An exclusive pic of an audience exiting
a pre-release test screening of CELL
Whatever themes that were present in King's novel--there's some satirical points to be made by the effects of cell and smartphones on the public--are dumped here in favor of yet another generic zombie apocalypse story. Opening with an event known as "The Pulse," much of the world (or at least the few Atlanta locations the boatload of producers could afford) is turned into rampaging, flesh-eating 28 DAYS LATER creatures by a croaky signal that transmits over their phones. Fortunately for comic book artist Clay Riddell (Cusack), his cell battery died at the airport just before The Pulse, thus making him immune from the initial outbreak. Teaming up with subway conductor Tom McCourt (Jackson), the pair venture to Clay's studio where his neighbor Alice (ORPHAN's Isabelle Fuhrman) has just been forced to kill her zombified mother. The trio make their way across what's become a post-apocalyptic hellscape seemingly in a matter of hours, eventually picking up another survivor, Jordan (Owen Teague), and heading to Clay's house to find his estranged wife and son. They soon realize that the source of the cellular mayhem is a character drawn years ago by Clay: a spectre in a red hoodie known in the book as Raggedy but rechristened The Night Traveler for the movie (played by Joshua Mikel), a figure they've all seen in their dreams, who's somehow controlling the hive-minded horde of cell phone zombies.

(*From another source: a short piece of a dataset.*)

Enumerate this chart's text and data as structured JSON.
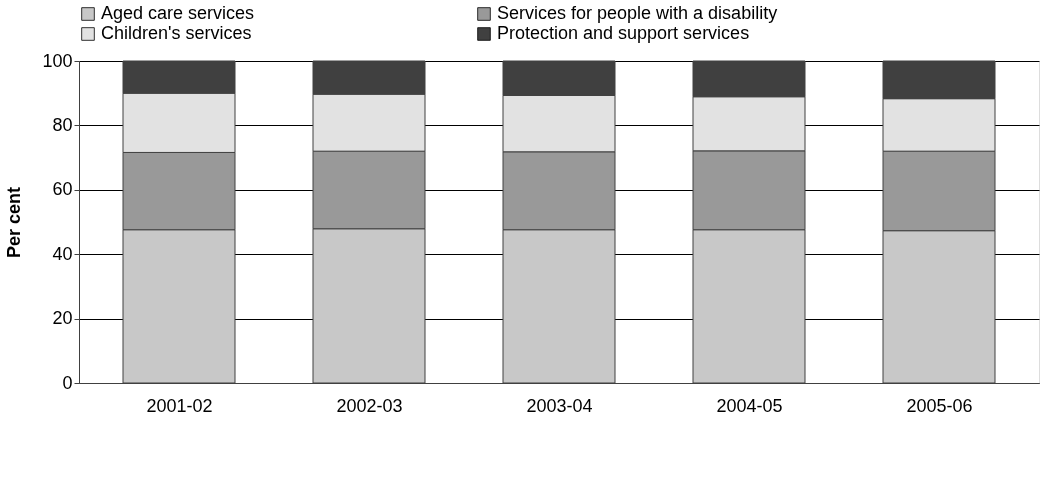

Cell wasn't one of King's better novels, coming off much of the time like a technologically-tweaked revamp of The Stand with tired tropes taken from any number of older King books (does anyone rip himself off more than Stephen King?). CELL can't even manage to get to the level of an entertaining ripoff. It might've been effective ten years ago, but the overrated 2008 indie THE SIGNAL already covered a lot of this. There's a ton of deviations from the novel, none of them improvements. Most notable is the fate of Charles Ardai, the headmaster of a prep school where the trio first finds Jordan. In the book, Ardai is a major character overtaken by a "Phoner" signal that convinces him to commit suicide. In the film, Ardai, played by Stacy Keach in a five-minute cameo, simply gets impaled after an explosion and the group moves on. There's absolutely no sense of time or place in CELL. It looks like Clay, Tom, and Alice hit the road immediately after The Pulse, but the country is already a desolate wasteland and survival camps have sprung up. It's like an entire season of THE WALKING DEAD haphazardly whittled down to 98 minutes, and much of it shot in such total darkness that it's impossible to tell what's going on. Exposition is mechanically dropped by actors playing characters who sound like they're spouting facts they just yanked out of their asses, just as an easy way to get to the next set piece. This has all the hallmarks of a botched disaster--two years on the shelf; King nowhere in sight to promote a movie he co-wrote; a shrugging Cusack looking pale, disheveled, and bored, displaying almost no reaction to the carnage happening around him; Jackson seeming thoroughly pissed-off that he was talked into being in it; a dated appearance by the long-ago-viral "Trololo Song" as a plot point (it sedates the Phoners)--coming off very much like an unreleasable dumpster fire that was just abandoned by everyone involved. It's 98 minutes of nobody giving a shit. Even by the standards of much of Cusack's recent work in the Cusackalypse Now canon (his stellar turn in the terrific LOVE & MERCY aside), the shit-the-bed CELL is the worst film of his career.